She was strapped to her seat
In the burning heat
As my other self drove away,
Leaving the scene.
So I ran to the jeep
While shouting out loud.
Yelling for help
But there was no help to be found.
I pulled on the door
‘Till my muscles were sore
Doing my best to get her out.
I could smell the gas
As I beat on the glass
She screamed and she screamed
As she pounded the dash.
I tried and I tried but I couldn’t get in
And then she was engulfed from the fire within.
And the blazing inferno
Turned her body to ash
As my body was thrown from a fiery blast.
I turned to my wife
With tears in my eyes
I came to my knees
With Sue on my mind
I wish it was me,
I said to my wife,
If I hadn’t been drinking
She would have survived!
If I could …
I would …
A second explosion tossed my body around
I was stunned at first
While I looked about
It was pouring down raining as I figured it out
That this horrible rumble
Was my car in a tumble
Twisting its way down the side of a street
Rolling
And crushing
My arms and my feet.
I couldn’t understand just what happened at first
Was I back in my car?
Was it June twenty-third?
I was trapped in my car
And I couldn’t get out.
The flames from the gas tank
Were making their rounds.
The seatbelt was broken
I was crying out loud
I could see out the windows
But no help could be found.
And then something pounded the window beside
Kicking and beating
As I shouted a cry
But what I had seen
Was a glimpse of a dream
Because what I had seen
Could not possibly be.
And then I was covered
In a fiery blaze
I screamed out in pain
When the flames hit my face.
I pulled at the door
And I smacked at the glass
My clothes were engulfed
From the spread of the gas
My skin began peeling right off of my bones
Then it came to an end
And I died there alone.
And three days later, my casket was closed
And the cause of the accident
Was still unknown.
And my wife was the only one who knew the truth
About the ouija
The haunting
And what happened to Sue
But who could she tell about what happened to me
And how we returned
To June twenty three?
There was nothing to do.
She fell to the ground
While the funeral assistants were lowering me down.

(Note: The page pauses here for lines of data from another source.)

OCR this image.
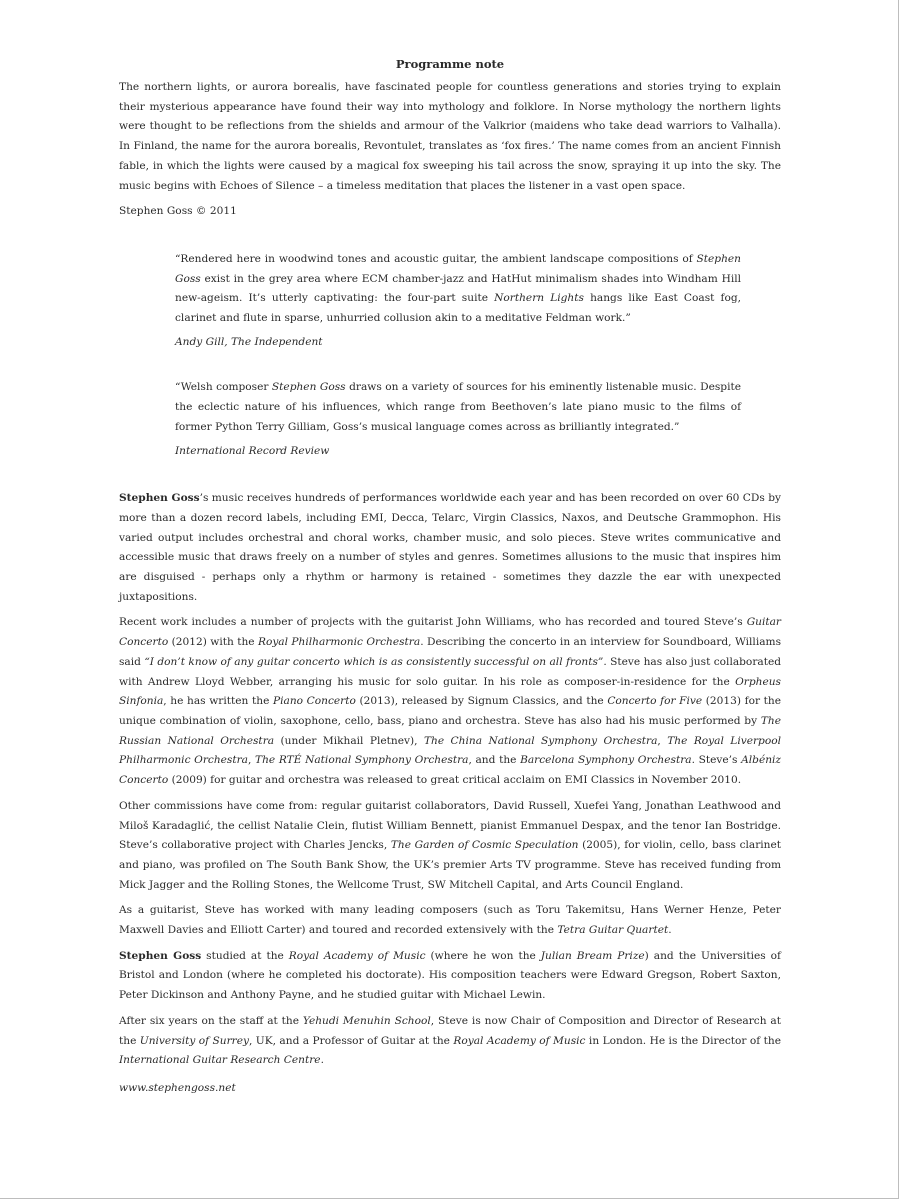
Programme note

The northern lights, or aurora borealis, have fascinated people for countless generations and stories trying to explain their mysterious appearance have found their way into mythology and folklore. In Norse mythology the northern lights were thought to be reflections from the shields and armour of the Valkrior (maidens who take dead warriors to Valhalla). In Finland, the name for the aurora borealis, Revontulet, translates as ‘fox fires.’ The name comes from an ancient Finnish fable, in which the lights were caused by a magical fox sweeping his tail across the snow, spraying it up into the sky. The music begins with Echoes of Silence – a timeless meditation that places the listener in a vast open space.

Stephen Goss © 2011

“Rendered here in woodwind tones and acoustic guitar, the ambient landscape compositions of Stephen Goss exist in the grey area where ECM chamber-jazz and HatHut minimalism shades into Windham Hill new-ageism. It’s utterly captivating: the four-part suite Northern Lights hangs like East Coast fog, clarinet and flute in sparse, unhurried collusion akin to a meditative Feldman work.”
Andy Gill, The Independent
“Welsh composer Stephen Goss draws on a variety of sources for his eminently listenable music. Despite the eclectic nature of his influences, which range from Beethoven’s late piano music to the films of former Python Terry Gilliam, Goss’s musical language comes across as brilliantly integrated.”
International Record Review

Stephen Goss’s music receives hundreds of performances worldwide each year and has been recorded on over 60 CDs by more than a dozen record labels, including EMI, Decca, Telarc, Virgin Classics, Naxos, and Deutsche Grammophon. His varied output includes orchestral and choral works, chamber music, and solo pieces. Steve writes communicative and accessible music that draws freely on a number of styles and genres. Sometimes allusions to the music that inspires him are disguised - perhaps only a rhythm or harmony is retained - sometimes they dazzle the ear with unexpected juxtapositions.

Recent work includes a number of projects with the guitarist John Williams, who has recorded and toured Steve’s Guitar Concerto (2012) with the Royal Philharmonic Orchestra. Describing the concerto in an interview for Soundboard, Williams said “I don’t know of any guitar concerto which is as consistently successful on all fronts”. Steve has also just collaborated with Andrew Lloyd Webber, arranging his music for solo guitar. In his role as composer-in-residence for the Orpheus Sinfonia, he has written the Piano Concerto (2013), released by Signum Classics, and the Concerto for Five (2013) for the unique combination of violin, saxophone, cello, bass, piano and orchestra. Steve has also had his music performed by The Russian National Orchestra (under Mikhail Pletnev), The China National Symphony Orchestra, The Royal Liverpool Philharmonic Orchestra, The RTÉ National Symphony Orchestra, and the Barcelona Symphony Orchestra. Steve’s Albéniz Concerto (2009) for guitar and orchestra was released to great critical acclaim on EMI Classics in November 2010.

Other commissions have come from: regular guitarist collaborators, David Russell, Xuefei Yang, Jonathan Leathwood and Miloš Karadaglić, the cellist Natalie Clein, flutist William Bennett, pianist Emmanuel Despax, and the tenor Ian Bostridge. Steve’s collaborative project with Charles Jencks, The Garden of Cosmic Speculation (2005), for violin, cello, bass clarinet and piano, was profiled on The South Bank Show, the UK’s premier Arts TV programme. Steve has received funding from Mick Jagger and the Rolling Stones, the Wellcome Trust, SW Mitchell Capital, and Arts Council England.

As a guitarist, Steve has worked with many leading composers (such as Toru Takemitsu, Hans Werner Henze, Peter Maxwell Davies and Elliott Carter) and toured and recorded extensively with the Tetra Guitar Quartet.

Stephen Goss studied at the Royal Academy of Music (where he won the Julian Bream Prize) and the Universities of Bristol and London (where he completed his doctorate). His composition teachers were Edward Gregson, Robert Saxton, Peter Dickinson and Anthony Payne, and he studied guitar with Michael Lewin.

After six years on the staff at the Yehudi Menuhin School, Steve is now Chair of Composition and Director of Research at the University of Surrey, UK, and a Professor of Guitar at the Royal Academy of Music in London. He is the Director of the International Guitar Research Centre.

www.stephengoss.net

And the ones who attended were crying for me
Embracing my wife;
Showing their sympathy.
And one in particular was a woman in white
Who was standing with her husband and twin babies beside.
They approached my wife
And the woman, she sighed
Then broke down in tears
But couldn’t explain why.
“My name is Sue Logan and this is my family;
This is Sara
This is Kara
And my husband, Andy.
It’s hard to explain why I’m here today
As if something inside me had brought me this way
To tell you that everything would be okay.
And maybe it sounds like I’m losing my mind
But I was on that same road
On that same exact night
Driving to the hospital
At that same exact time
To deliver my twins…
It was a quarter to nine.
But what happened next,
Put a chill up my spine.
A fog had appeared
Which blinded my sight
And I swear that I saw someone dressed in white
Who was guiding my way through this frightening night
I steered to my left
But I was forced to my right
I was back on the road
With the hospital in sight-
Led by an unexplainable and unnatural light.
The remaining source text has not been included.